Trade

Ag commodity traders play crucial role in feeding world: GAFTA

June Arnold, Grain and Feed Trade Association , March 22, 2017

THE AGRICULTURAL commodity trade plays a crucial role in providing people all around the world with safe and reliable sources of affordable, high-quality food.

Although international food trade has existed for thousands of years, the amount of food traded internationally has grown exponentially over the last decade.

GAFTA head of policy, June Arnold

This has resulted in a complex global food system with commodities coming from many sources and traveling great distances.

Feed the world

Trade is critical to food security and the ability to trade food is central to the livelihoods of many of the world’s poor, so food safety is paramount.
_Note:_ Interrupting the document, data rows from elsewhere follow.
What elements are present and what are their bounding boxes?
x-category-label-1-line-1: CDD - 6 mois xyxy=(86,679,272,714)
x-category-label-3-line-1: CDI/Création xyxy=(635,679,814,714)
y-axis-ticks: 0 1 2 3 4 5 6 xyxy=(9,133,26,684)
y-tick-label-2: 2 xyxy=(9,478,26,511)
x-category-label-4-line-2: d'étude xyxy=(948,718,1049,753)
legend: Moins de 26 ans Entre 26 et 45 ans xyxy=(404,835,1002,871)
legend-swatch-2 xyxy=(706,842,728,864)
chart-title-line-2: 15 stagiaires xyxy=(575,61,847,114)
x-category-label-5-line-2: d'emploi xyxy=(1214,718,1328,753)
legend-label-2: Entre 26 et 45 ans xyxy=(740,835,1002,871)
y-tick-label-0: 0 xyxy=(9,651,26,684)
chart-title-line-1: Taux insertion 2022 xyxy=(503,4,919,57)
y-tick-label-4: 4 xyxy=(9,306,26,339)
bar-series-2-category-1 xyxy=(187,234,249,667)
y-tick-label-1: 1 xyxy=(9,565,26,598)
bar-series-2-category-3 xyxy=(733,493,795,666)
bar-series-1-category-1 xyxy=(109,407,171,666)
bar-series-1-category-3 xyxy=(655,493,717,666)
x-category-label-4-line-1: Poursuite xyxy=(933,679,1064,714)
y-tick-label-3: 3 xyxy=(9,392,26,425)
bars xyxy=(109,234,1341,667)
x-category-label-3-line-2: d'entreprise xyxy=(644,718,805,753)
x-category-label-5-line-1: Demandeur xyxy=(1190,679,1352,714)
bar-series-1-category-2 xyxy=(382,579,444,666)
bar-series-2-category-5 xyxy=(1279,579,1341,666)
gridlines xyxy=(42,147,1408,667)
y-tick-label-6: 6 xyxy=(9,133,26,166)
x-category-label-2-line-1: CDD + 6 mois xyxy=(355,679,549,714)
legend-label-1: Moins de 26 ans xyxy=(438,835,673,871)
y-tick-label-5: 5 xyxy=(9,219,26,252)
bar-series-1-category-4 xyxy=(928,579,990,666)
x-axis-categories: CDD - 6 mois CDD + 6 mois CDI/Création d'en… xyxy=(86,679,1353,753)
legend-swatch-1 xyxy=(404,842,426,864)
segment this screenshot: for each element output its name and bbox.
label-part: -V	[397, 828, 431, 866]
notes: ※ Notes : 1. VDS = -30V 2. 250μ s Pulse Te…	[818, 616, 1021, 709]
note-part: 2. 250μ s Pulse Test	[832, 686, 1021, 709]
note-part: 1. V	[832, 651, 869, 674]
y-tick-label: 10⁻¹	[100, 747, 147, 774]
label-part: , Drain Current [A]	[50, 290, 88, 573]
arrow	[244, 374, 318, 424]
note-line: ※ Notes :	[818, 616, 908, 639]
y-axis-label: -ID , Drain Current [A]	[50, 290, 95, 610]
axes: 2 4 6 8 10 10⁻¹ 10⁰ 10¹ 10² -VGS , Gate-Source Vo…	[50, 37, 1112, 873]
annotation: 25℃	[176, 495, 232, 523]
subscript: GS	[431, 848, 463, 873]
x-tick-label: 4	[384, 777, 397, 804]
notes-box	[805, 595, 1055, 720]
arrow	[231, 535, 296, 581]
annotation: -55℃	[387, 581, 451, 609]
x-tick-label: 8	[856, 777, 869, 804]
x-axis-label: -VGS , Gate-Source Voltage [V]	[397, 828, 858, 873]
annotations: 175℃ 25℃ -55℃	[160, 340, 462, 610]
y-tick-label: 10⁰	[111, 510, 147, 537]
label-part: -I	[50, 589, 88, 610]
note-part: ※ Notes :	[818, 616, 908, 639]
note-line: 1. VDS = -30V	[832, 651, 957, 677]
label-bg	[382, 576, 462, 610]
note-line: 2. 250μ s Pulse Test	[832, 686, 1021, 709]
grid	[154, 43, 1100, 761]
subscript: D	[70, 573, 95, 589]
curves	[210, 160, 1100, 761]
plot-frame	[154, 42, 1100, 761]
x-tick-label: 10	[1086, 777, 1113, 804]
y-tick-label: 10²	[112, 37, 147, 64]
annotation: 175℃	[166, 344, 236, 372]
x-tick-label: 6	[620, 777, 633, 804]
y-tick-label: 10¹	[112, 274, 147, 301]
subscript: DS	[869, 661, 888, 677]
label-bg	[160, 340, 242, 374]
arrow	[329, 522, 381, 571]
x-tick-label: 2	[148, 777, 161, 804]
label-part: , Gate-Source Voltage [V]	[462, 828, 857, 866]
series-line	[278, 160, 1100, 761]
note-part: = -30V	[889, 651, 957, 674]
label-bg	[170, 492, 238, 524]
Trading companies are ready to confront the challenge of feeding a world with nine billion people by 2050, and will continue to provide high quality, safe food all the time and everywhere.

In addition to processing and transporting tens of millions of tonnes every year, commodity companies are helping people make oilseeds and grains part of a healthy diet, bringing these foods from farm to table.

They connect farmers to the global marketplace and supply end customers, from nations to small livestock producers, with high-quality commodity products derived from a variety of crops.

It is crucial that policies focus on sustainable agricultural practices, improving market access and productivity for farmers, and supporting childhood nutrition and education around the world.

Companies have invested heavily in systems applying broad, comprehensive, science- and risk-based approaches to food and feed safety to ensure the safety and integrity of products worldwide.

However, the industry must do more to raise awareness on the impact of inconsistent regulation and the lack of coordination across governments, NGOs, policy-makers and consumers.

Import tolerances for residues and active substances

Social and environmental goals need to be taken seriously, but food and feed safety challenges are at the forefront given their impact on food security.

Issues around the lack of import tolerances for pesticides, lack of data submissions on active substances or residues, and slow renewals of active substances cause uncertainty and increasingly disrupt trade.

Trading houses apply international food safety standards and Codex principles in international trade to food and agricultural products.

These standards act as a global reference point for consumers, food producers and processors on the protection of public health and fair practices in the food trade.

Codex standards are based on sound scientific analysis by experts, providing a common set of standards.

Towards a low-level-presence solution

The Grain and Feed Trade Association (GAFTA) engages with governments and promotes wider global acceptance of these standards.

The aim is for the Codex Maximum Residue Limits (MRLs) to facilitate international trade, and to avoid having importing countries impose zero tolerances on contaminants or pesticide residues which have a negative impact on food security and food price inflation.

Of concern is the application of the ‘precautionary principle’ to regulation (under which the burden of proof is to establish that something is not harmful).

Coupled with increasingly non-scientific arguments in the regulatory decision-making process, it creates compliance difficulties for the industry and misconceptions of actual food safety risk for consumers.

Similarly, the lack of harmonised approvals of GMO crops globally means trading between markets becomes increasingly difficult with diverse sets of rules for approval worldwide and a time lag between different jurisdictions.

Again, this is not a safety issue, but one of compliance for a period of time until all government safety authorities have tackled the approval process in their relevant jurisdiction.

A low level presence solution (LLP) is needed on a global level to provide the industry with a commercially feasible level of certainty.

We are also seeing a lack of harmonisation globally in how to deal with new plant breeding innovations, as well as techniques which hamper innovation and investment.

A recent example is the proposed EU rules on comitology to approve GMOs or MRLs, which are expected to impact trade and create further delays in adoption.

These rules must be based on sound science.

Trading companies hold themselves accountable to fully implement global food safety approaches and continuously seek ways to improve the food safety system, implementing food safety and quality policies and procedures to guarantee access to a growing population and to control food safety.

The industry needs to focus strongly on increasing its involvement in certification processes which will have a positive effect on consumer confidence.

Awareness at the heart of the international community is needed on the market access constraints for agricultural commodities, along with the challenges of slow and cumbersome regulatory systems that discourage the adoption of innovation and new technologies.